Comme un volcan sous un torrent de neige
Mais mon regard s'efface,
Je suis l'étranger dans la glace,
Ma mémoire s'efface...
L'étranger dans la glace, Thiéfaine
La tempête a craché son épave comme un déchet d'une glaciation souterraine, et désormais s'expose sur la place publique ce que nul n'a jamais vu. Un corps nu dans une prison gelée. Comme tombé des étoiles. Jamais, semble-t-il, il ne quittera sa blanche hermétique. La chaleur extérieure ne le touche pas. Elle glisse sur sa surface, lisse et pâle, où quelques éclats à peine se déposent, un instant. Où à peine quelques gouttes de sueur perlent : elles s'évaporeront bientôt dans l'atmosphère impassible. La foule passe près de la relique mais ne s'y attarde pas.

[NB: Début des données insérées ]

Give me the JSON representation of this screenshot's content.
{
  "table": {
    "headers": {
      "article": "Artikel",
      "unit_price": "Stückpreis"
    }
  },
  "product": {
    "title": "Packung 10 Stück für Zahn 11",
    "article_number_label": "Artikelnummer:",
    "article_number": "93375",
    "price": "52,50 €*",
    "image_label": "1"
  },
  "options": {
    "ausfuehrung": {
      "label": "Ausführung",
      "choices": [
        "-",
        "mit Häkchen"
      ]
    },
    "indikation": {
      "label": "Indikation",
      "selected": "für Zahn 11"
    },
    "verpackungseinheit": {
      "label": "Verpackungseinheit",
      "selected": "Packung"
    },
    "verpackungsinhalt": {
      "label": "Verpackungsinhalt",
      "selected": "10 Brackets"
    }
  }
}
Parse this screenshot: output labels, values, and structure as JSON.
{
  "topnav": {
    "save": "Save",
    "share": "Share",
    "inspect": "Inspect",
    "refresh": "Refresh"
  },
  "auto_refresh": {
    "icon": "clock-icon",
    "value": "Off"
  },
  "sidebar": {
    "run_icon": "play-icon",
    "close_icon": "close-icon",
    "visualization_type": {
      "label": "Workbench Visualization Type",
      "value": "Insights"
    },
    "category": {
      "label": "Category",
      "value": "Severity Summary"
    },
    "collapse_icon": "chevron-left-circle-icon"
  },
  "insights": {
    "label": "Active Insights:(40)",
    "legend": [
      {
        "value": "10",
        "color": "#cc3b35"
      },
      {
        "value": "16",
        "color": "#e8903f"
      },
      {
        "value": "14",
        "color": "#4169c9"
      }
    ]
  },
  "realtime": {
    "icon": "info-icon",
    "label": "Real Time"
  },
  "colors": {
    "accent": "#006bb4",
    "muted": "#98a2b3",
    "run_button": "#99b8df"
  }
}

Au dépit des orbites vides qui lancent, pour qui sait voir, des jets lacrymaux qui tachent le sol comme des marques canines au milieu des mégots et des feuilles mortes.
Les passants l'ignorent mais côtoient un volcan endormi, ou plutôt assoupi. Une puissance vive pulse dans les veines de la glace, et le creux dans sa poitrine que cache un fin voile d'épiderme est une gueule ouverte. Ils ignorent que ses bras faibles sont ceux d'Atlas. Dans leur inertie courbaturée, ils embrassent le vide infini de l'espace, vers lequel les tire inlassablement comme un désir d'étoiles. Sur sa peau le soleil a tracé des éruptions cutanées.
Un charme d'opale a fané sous le froid, et le gouffre a creusé la chambre dont les persiennes sont gercées et fendillées, exhalant profondément une fragrance d'effroi. On entend au fond des battements imposer leur lent tempo, dans l'attente d'un futur tremblement. Car un jour surgira de cette carcasse oubliée le geyser que les Muses inspirent comme la lune ses marées. Jamais le temps n'épuise les érections latentes. Toujours l'hémoglobine se presse, toujours elle finit par surmonter l'asphalte.